Actuellement plus de 8 000 personnes sont en maisons de retraite, mais la demande augmente sans cesse. Le Conseil Général prévoit donc la création de 1435 nouveaux lits, notamment sur la côte labourdine et dans l’agglomération de Pau, pour répondre à la demande prévisible des prochaines années. Si, actuellement 9,7 % des habitants ont plus de 75 ans, en 30 ans, ils augmenteront de 50 %, pour arriver à 14%. La moyenne d’âge d’entrée dans une maison de retraite se situe autour de 85 ans. Autant dire que le moratoire installé en 2002 arrivera à échéance.
600 emplois à la clé
La création de nouveaux établissements est donc prévisible, mais le Conseil Général n’a pas été en mesure d’en dire plus sur leur implantation géographique. Plusieurs communes ont des projets en ce sens et la question n’est pas dépourvue d’enjeux. Les 145 maisons de retraite en Béarn et Pays Basque représentent plus de 4000 emplois directs. Avec une moyenne de 0,4 poste par lit, la création de plus de 600 emplois directs serait en jeu dans les cinq ans.Autre chiffre significatif, un établissement d’hébergement de personnes âgées sur 3 est à but lucratif, contre moins de 1 sur 5 en France. Avec une nette différence de prix du séjour : le séjour pour une personne dans un établissement privé coûte entre 50 et 120 euros par jour, contre 35 à 45 euros dans un établissement à but non lucratif.

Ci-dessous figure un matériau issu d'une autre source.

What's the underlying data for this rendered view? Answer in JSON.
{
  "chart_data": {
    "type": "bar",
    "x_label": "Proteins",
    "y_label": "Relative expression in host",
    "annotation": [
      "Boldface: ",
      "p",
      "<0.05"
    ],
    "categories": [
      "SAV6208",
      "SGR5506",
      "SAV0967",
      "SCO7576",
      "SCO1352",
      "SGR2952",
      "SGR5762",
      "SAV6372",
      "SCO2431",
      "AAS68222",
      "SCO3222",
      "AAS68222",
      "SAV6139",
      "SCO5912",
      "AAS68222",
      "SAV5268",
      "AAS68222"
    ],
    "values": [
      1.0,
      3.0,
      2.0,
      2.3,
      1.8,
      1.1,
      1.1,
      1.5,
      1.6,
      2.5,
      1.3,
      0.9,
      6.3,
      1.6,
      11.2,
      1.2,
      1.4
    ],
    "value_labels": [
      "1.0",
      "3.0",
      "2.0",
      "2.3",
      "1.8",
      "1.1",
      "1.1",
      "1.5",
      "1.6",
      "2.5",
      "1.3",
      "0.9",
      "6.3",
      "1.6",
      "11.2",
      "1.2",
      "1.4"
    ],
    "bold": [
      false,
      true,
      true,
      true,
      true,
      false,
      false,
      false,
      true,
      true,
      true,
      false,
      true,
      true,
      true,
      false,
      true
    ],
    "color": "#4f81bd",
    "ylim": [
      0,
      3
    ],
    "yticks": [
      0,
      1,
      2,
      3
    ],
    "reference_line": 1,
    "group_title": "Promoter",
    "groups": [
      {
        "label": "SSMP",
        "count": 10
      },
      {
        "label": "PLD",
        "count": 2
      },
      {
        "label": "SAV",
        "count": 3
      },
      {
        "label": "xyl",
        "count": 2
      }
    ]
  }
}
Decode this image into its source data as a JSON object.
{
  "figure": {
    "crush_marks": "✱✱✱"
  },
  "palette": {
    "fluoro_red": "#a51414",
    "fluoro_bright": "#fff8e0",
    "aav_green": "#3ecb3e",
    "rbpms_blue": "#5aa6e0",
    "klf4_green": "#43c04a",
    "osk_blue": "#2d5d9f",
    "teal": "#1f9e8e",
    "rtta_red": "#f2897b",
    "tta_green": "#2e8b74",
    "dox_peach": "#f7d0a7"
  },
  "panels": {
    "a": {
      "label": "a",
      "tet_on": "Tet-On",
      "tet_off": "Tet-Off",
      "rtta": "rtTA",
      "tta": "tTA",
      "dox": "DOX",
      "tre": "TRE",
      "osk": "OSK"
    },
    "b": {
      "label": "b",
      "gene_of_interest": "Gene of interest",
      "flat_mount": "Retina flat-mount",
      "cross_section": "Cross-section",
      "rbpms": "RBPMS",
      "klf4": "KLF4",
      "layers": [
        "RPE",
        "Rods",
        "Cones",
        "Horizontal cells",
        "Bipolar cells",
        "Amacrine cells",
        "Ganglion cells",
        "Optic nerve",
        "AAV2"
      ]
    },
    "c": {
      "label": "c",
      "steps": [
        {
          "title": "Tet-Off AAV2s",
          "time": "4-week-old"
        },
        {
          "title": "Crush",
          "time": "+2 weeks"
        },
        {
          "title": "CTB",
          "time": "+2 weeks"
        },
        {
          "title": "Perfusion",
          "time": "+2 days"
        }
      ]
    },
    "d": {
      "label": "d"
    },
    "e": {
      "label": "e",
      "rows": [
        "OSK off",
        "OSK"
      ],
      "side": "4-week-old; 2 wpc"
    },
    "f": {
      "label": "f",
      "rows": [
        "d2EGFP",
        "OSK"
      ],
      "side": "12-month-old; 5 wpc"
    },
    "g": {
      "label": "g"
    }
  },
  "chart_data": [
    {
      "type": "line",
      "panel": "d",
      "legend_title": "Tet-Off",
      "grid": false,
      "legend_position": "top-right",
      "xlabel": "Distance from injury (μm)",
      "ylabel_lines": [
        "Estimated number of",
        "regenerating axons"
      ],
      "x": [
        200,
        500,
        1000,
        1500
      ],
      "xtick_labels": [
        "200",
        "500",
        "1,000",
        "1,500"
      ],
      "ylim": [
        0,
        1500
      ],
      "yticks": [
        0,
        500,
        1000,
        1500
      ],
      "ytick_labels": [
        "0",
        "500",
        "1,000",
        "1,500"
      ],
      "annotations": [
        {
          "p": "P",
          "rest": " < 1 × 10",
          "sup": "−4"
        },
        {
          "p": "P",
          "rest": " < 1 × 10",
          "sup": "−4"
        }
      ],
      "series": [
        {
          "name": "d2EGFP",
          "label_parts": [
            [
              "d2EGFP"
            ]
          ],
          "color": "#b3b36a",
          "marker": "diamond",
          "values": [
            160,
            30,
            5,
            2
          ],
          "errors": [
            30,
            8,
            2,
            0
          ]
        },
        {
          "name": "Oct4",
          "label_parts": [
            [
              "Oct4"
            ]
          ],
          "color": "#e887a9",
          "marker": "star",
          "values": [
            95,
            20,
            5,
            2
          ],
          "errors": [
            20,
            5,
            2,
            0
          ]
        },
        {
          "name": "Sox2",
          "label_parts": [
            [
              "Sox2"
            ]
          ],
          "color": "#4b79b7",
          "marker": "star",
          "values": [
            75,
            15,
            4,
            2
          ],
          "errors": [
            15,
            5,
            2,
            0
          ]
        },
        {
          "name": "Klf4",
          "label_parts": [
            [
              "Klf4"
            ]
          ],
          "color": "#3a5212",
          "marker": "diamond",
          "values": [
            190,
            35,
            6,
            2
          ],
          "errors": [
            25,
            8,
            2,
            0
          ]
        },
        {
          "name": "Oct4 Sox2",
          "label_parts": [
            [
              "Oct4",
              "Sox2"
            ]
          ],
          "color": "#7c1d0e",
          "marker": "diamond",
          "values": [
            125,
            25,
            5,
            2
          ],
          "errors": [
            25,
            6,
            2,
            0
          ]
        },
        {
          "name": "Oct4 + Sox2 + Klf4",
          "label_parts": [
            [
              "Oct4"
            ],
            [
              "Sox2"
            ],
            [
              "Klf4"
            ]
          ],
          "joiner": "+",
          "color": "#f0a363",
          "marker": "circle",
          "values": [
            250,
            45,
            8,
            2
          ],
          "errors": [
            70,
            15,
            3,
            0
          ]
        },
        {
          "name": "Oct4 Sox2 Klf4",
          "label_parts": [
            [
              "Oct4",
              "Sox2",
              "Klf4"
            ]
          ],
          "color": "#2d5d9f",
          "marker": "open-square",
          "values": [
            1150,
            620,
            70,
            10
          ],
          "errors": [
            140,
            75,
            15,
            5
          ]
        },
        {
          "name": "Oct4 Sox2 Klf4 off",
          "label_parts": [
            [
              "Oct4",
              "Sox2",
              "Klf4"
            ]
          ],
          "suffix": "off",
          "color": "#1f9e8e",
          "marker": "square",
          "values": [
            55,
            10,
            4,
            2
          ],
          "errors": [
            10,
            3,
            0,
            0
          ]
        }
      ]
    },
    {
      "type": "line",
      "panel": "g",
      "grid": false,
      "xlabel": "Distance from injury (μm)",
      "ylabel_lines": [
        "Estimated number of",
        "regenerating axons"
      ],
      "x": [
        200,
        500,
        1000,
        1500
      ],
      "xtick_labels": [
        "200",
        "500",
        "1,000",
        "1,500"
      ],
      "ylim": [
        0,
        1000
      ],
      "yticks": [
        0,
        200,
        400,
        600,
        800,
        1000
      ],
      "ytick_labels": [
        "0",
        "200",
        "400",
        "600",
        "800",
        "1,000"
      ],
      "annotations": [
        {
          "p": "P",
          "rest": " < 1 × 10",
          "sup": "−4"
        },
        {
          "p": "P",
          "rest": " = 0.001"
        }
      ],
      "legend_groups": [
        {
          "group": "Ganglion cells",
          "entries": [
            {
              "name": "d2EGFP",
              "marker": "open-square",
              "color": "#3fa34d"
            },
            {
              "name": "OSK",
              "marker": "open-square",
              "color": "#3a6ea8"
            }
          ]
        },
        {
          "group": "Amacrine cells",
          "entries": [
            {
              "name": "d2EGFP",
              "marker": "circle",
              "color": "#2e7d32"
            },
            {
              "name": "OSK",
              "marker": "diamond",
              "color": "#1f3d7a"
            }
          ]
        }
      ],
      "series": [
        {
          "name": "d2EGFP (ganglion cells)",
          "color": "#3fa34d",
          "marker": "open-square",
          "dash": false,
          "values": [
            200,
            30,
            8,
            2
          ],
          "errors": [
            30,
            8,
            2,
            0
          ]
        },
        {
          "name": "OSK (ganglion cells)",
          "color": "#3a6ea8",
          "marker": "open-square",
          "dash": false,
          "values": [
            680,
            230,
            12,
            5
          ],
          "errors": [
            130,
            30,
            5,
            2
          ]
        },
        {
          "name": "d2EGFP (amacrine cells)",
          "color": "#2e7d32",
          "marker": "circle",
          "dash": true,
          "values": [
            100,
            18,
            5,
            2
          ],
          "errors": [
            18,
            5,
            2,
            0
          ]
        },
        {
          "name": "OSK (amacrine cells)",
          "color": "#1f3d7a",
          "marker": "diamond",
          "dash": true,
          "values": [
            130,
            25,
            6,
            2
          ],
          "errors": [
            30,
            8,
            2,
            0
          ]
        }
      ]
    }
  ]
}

En outre, le schéma départemental souhaite accompagner le maintien à domicile des personnes âgées et se fixe quatre grandes orientations : le respect du choix de la personne en améliorant la qualité de l’accompagnement en établissements, à domicile et en famille d’accueil ; offrir une solution de proximité sur l’ensemble du territoire, coordonner les intervenants et adapter l’architecture des établissements existants et à venir.